5. We have heard the rival contentions and on our careful perusal of the facts and circumstances, we are inclined to hold that the issue agitated by the revenue before us stands squarely covered by the decision of the ITAT, Special Bench in so far as the Special Bench covered the case of Bhushan Steel and Strips Limited (supra) wherein the assessment year involved was 2003-04 as applicable to the assessee before us and had also noted the applicability of Section 115JB which discussion is out of contention as was agitated before the Special Bench.

6. The deduction under Section 80HHC in a minimum alternate tax scheme is from the taxable income, which is otherwise the adjusted book profit. If no deduction is available to an assessee, the gross total income itself is the taxable income of the assessee. The minimum alternate tax scheme does not provide for deductions. Therefore, the interpretation is that the adjusted book profit of a company itself is the gross total income of that assessee company. The deduction under Section 80HHC is in that way given out of the gross total income in a case falling under minimum alternate tax. This in turn means that Section 80HHC should be computed on the adjusted book profit. Sections 115J, 115JA and 115JB come into operation, as the regular profits have been substituted by the book profit. Once the substitution is over, there is no way to go back to the normal computation process of statutory profit, which has already been overwhelmed by Sections 115J, 115JA and 115JB. Therefore, the deduction under Section 80HHC in a case of minimum alternate tax assessment is to be worked out on the basis of the adjusted book profit and not on the basis of the profit computed under the regular provisions of law applicable to the computation of profits and gains of business or profession.

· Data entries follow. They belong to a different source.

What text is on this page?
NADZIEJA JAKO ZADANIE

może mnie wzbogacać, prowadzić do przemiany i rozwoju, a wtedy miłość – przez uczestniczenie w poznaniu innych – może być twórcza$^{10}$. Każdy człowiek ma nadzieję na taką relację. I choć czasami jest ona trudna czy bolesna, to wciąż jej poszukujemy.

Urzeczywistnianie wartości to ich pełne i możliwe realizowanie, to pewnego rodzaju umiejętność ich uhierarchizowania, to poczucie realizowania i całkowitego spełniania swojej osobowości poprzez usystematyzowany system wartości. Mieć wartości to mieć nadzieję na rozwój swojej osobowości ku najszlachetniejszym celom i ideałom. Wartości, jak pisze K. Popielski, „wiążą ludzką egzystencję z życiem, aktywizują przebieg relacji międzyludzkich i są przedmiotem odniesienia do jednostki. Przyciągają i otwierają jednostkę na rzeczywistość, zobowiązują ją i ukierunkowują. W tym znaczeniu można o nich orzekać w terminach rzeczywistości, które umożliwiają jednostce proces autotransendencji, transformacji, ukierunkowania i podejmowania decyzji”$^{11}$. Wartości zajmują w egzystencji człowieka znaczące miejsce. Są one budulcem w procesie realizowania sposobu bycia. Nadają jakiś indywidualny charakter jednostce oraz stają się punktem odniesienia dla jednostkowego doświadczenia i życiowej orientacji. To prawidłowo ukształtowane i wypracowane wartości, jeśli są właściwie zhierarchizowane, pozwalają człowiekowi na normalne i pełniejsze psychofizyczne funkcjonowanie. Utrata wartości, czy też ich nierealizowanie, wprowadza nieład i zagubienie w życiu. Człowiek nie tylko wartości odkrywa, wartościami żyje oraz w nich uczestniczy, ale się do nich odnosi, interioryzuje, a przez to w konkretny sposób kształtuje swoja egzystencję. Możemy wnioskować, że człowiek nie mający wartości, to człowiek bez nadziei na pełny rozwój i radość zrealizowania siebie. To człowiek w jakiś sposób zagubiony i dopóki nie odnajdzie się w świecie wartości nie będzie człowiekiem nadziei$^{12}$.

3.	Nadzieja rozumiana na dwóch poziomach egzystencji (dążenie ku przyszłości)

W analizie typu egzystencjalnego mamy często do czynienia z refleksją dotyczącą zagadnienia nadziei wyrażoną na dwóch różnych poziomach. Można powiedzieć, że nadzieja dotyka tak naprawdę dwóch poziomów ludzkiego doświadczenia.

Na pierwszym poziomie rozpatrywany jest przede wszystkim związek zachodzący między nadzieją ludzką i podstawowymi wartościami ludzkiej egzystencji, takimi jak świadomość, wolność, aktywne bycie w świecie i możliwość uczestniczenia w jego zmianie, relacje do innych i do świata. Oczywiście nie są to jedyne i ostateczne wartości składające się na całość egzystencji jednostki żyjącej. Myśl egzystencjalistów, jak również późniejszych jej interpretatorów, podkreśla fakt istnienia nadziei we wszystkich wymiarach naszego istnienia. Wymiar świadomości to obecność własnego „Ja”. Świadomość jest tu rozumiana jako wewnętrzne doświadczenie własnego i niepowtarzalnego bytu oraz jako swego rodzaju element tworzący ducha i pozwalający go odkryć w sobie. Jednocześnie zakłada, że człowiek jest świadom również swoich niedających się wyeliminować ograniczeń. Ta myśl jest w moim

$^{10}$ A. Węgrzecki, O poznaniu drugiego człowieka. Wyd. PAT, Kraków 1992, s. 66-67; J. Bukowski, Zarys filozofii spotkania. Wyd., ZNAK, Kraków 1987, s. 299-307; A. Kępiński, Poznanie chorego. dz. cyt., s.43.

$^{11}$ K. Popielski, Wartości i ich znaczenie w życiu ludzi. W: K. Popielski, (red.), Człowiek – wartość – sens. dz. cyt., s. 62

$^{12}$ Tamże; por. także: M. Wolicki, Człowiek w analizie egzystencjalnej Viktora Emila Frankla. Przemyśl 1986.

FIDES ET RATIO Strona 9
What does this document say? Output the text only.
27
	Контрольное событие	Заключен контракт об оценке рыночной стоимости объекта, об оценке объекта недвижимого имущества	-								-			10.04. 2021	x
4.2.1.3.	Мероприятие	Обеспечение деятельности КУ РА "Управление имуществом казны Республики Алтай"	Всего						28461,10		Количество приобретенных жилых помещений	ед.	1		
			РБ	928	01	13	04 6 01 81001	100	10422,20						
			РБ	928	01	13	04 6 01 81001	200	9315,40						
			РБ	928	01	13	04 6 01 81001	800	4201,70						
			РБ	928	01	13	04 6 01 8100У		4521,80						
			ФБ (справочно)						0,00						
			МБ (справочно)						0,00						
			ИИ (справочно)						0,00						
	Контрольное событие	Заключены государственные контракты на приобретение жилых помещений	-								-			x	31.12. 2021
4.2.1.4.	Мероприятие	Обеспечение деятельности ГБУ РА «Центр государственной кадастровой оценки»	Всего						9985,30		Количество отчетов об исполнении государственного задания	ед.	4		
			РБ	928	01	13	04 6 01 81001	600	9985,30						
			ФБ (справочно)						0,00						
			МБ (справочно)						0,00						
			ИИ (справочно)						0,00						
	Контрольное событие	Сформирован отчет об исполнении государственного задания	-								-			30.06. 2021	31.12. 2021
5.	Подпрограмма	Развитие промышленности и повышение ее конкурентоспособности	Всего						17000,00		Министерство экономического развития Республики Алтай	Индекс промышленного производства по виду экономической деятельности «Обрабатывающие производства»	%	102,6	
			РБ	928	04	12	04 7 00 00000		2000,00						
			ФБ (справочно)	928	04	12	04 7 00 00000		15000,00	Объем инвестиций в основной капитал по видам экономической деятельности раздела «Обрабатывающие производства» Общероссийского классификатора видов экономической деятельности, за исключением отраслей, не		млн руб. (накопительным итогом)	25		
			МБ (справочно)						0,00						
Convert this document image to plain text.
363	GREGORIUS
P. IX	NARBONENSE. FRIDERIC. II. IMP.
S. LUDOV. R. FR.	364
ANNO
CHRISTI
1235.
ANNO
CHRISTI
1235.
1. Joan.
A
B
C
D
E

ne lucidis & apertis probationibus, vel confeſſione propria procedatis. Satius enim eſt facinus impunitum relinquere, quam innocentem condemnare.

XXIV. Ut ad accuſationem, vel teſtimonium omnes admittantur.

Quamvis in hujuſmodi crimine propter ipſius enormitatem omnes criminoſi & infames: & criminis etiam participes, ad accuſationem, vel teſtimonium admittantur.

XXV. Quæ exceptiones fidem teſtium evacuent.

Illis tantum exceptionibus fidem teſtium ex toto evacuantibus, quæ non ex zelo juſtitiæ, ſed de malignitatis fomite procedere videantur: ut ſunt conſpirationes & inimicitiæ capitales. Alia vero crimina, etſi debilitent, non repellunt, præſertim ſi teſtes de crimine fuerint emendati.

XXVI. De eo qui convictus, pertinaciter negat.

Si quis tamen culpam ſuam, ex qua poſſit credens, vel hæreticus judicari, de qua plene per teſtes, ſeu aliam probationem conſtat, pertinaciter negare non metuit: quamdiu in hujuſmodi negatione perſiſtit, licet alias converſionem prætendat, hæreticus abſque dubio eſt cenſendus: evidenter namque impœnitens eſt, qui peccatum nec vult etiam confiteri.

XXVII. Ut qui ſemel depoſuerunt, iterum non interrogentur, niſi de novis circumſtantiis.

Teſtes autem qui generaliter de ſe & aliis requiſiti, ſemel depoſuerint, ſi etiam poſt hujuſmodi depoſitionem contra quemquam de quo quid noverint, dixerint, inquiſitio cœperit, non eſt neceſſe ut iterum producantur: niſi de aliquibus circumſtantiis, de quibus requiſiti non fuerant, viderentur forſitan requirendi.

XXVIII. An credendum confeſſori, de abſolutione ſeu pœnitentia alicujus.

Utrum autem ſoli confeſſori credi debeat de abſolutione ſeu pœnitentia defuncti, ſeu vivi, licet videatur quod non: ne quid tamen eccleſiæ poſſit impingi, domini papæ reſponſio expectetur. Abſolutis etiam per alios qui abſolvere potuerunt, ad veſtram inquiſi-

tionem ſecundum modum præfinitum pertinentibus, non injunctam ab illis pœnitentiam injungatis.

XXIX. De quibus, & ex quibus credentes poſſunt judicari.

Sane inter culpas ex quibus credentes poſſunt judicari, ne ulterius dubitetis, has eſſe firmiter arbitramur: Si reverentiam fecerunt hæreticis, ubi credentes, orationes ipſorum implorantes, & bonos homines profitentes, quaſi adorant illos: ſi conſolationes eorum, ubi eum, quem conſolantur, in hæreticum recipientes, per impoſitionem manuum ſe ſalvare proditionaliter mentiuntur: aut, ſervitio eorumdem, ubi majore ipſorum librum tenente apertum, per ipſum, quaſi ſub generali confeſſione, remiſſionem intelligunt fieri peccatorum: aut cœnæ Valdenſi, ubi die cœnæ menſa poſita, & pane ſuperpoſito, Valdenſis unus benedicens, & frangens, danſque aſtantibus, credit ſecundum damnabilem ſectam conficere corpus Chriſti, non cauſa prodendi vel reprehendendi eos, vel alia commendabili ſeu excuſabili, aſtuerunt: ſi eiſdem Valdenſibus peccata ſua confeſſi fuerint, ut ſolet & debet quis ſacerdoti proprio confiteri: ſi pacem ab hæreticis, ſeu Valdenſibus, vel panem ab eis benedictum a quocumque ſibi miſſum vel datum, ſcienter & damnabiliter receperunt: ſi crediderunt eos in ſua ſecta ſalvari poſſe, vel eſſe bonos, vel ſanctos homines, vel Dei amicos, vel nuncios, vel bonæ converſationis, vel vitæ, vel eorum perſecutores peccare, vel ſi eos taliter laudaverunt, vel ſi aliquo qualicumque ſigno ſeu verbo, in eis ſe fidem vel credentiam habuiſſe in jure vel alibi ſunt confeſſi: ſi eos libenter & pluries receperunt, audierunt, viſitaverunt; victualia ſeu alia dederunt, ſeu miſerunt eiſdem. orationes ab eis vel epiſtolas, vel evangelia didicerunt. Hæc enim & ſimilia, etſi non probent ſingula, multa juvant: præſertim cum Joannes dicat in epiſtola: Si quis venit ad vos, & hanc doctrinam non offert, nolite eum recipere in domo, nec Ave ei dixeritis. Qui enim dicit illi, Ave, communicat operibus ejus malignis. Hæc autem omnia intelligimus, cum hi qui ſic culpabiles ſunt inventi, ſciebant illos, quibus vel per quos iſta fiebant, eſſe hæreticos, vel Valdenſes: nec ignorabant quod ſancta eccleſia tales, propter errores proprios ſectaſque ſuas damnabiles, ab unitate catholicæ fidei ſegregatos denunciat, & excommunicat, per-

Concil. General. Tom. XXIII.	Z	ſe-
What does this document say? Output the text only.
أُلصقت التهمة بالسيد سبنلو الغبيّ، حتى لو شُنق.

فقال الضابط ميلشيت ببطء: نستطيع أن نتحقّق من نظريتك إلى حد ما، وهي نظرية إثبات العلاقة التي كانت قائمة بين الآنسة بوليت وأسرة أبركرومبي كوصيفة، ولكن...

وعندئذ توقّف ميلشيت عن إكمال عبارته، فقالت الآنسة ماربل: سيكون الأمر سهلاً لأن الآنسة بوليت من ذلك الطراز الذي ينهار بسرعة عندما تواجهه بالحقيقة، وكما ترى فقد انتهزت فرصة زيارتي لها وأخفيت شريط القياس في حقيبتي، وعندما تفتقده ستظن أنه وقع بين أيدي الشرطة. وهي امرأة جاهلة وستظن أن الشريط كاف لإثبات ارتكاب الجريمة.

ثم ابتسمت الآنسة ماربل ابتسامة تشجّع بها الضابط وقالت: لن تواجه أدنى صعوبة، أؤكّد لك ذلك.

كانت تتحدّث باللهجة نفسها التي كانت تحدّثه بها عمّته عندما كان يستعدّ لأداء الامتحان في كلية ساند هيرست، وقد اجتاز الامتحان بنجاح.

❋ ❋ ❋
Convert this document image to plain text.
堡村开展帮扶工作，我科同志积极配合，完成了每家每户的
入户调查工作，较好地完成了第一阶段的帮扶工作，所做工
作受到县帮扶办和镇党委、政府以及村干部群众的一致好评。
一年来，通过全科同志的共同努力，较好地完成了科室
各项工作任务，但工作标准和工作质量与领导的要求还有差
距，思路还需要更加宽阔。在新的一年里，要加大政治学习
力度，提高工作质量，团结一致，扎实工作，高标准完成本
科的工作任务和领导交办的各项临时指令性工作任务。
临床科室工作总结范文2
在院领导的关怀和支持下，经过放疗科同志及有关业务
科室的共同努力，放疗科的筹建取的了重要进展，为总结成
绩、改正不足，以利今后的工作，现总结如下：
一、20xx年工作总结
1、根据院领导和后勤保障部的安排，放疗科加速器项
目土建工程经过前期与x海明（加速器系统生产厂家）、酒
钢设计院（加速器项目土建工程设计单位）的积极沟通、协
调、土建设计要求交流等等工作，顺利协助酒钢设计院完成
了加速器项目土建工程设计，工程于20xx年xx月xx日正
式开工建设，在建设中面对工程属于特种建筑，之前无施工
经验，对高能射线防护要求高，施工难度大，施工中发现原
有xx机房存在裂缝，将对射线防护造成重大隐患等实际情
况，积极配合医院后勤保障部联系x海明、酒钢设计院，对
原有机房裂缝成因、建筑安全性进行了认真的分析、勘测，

Therefore, in our considered view, we are of the opinion that the learned CIT(A) dealt with the issue on hand in apt manner confirming to the facts as has been dealt with by the Special Bench holding the issue in favour of the assessee which we are inclined to uphold in the order of learned CIT(A). The revenue has not put-forth any controverting material in support thereof. In the result the appeal of revenue is dismissed.